Q&A: Will I need a breast pump when I give birth?
What do I need to know about breastfeeding while in the hospital? Do I need a breast pump?
Suffice it to say there are entire books devoted just to this subject, and I will not even begin to cover all there is to know. But the best advice I can give is to keep a sense of humor and relax!
Will you need to buy a pump for your hospital bag? Probably not. The reasons why you might need a breast pump in the hospital are:
- Your baby is born premature or sick and cannot latch on properly
- Your baby is unable to latch because of an anatomical issue (with either you or your baby)
- You experience engorgement (although nursing is still best here!)
If your baby is nursing well, she will be your best pump. (Any baby is better than the current number-one selling breast pump on the market!) If you want to express or pump some milk for others to feed her, I recommend waiting about three weeks. Why? This will give you and your baby a chance to practice and perfect breastfeeding and get your milk supply well established.

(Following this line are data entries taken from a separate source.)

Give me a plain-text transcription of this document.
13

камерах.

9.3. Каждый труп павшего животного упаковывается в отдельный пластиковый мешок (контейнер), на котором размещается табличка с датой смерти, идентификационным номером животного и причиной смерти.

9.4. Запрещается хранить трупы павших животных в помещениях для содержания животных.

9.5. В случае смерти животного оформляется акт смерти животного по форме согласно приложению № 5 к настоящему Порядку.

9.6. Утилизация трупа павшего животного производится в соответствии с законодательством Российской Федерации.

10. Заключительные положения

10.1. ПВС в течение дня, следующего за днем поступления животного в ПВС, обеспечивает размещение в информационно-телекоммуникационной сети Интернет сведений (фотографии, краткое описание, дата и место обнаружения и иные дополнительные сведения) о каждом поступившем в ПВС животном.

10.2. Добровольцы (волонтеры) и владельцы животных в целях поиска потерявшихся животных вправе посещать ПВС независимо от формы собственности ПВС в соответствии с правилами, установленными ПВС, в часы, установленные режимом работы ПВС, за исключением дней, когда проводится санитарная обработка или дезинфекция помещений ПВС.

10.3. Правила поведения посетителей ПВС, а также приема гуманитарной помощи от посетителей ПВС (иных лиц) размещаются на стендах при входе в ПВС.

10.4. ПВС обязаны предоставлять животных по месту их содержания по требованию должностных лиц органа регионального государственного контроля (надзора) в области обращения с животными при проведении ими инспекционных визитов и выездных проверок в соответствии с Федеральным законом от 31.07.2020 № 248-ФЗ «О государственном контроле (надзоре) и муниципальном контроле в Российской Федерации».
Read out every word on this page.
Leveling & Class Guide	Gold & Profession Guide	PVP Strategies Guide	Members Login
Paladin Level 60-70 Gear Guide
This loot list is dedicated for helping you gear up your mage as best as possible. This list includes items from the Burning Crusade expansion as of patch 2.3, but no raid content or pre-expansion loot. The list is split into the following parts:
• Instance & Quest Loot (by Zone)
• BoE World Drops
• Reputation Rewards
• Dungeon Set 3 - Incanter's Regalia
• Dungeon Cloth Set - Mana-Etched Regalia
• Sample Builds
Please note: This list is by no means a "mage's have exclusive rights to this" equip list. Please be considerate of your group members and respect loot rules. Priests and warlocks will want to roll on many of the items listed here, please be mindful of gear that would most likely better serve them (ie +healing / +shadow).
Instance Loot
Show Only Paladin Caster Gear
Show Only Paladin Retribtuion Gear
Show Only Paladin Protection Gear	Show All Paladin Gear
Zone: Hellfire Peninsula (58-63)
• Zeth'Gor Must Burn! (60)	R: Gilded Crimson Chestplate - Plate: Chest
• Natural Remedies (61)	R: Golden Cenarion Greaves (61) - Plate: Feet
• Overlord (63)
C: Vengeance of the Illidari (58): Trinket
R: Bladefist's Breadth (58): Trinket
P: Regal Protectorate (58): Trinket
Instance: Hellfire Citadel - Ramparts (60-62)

You will also be very busy with your newborn, and finding the time to pump in the early weeks after birth can be frustrating and challenging.
Here are some important key points to keep in mind regarding your early days of breastfeeding:
- Yes, there is milk in there: Colostrum! This super-charged early milk begins forming in the second trimester—just in case you deliver early—your baby will be fed!
- Nurse the baby soon after delivery and often—if the baby shows cues (such as rooting)—go for it!
- Your body has a surge of prolactin after delivery (this is your milk-making hormone)—it will continue to rise with the stimulation provided by breastfeeding your infant.
- About 48 to 72 hours after giving birth your milk will come in.
- Expect to feel awkward. This is a new skill and you need to give yourself time to adjust.
- The more you feed the more milk you make. Milk supply depends on demand. The more the baby demands it—the more your body will supply it
- Don’t try to get the baby on a schedule! Let your little one lead you.
- Ask for help. Nurses and lactation consultants are there to help you get started. They will work with you to help you properly position the baby.
- Try different nursing positions, and get yourself comfortable first before sitting down to nurse. Empty your bladder, take pain medication if you need it, sit in a comfortable chair or bed, and use pillows to help prop up your baby.
- Learning how to latch the baby deeply is the key to both your and your baby’s happiness. A deep latch makes feeding comfortable for you, and your baby will drink milk with much greater ease.
- Nurse eight times a day.
- Drink at least eight glasses of water a day.
- Eat a healthy diet!
- Keep track of the pees and poops (what goes in, must come out—so if the baby is feeding well—the output will be good.) Have your nurse or LC provide you with a log to track the feeds and diapers.
- Make sure the latch is comfy. If it feels pinch or painful—take the baby off immediately and re-latch.
- Know whom to call when you go home if you are experiencing problems or the baby is not feeding well.
- Check in with your pediatrician a few days after discharge for a weight check.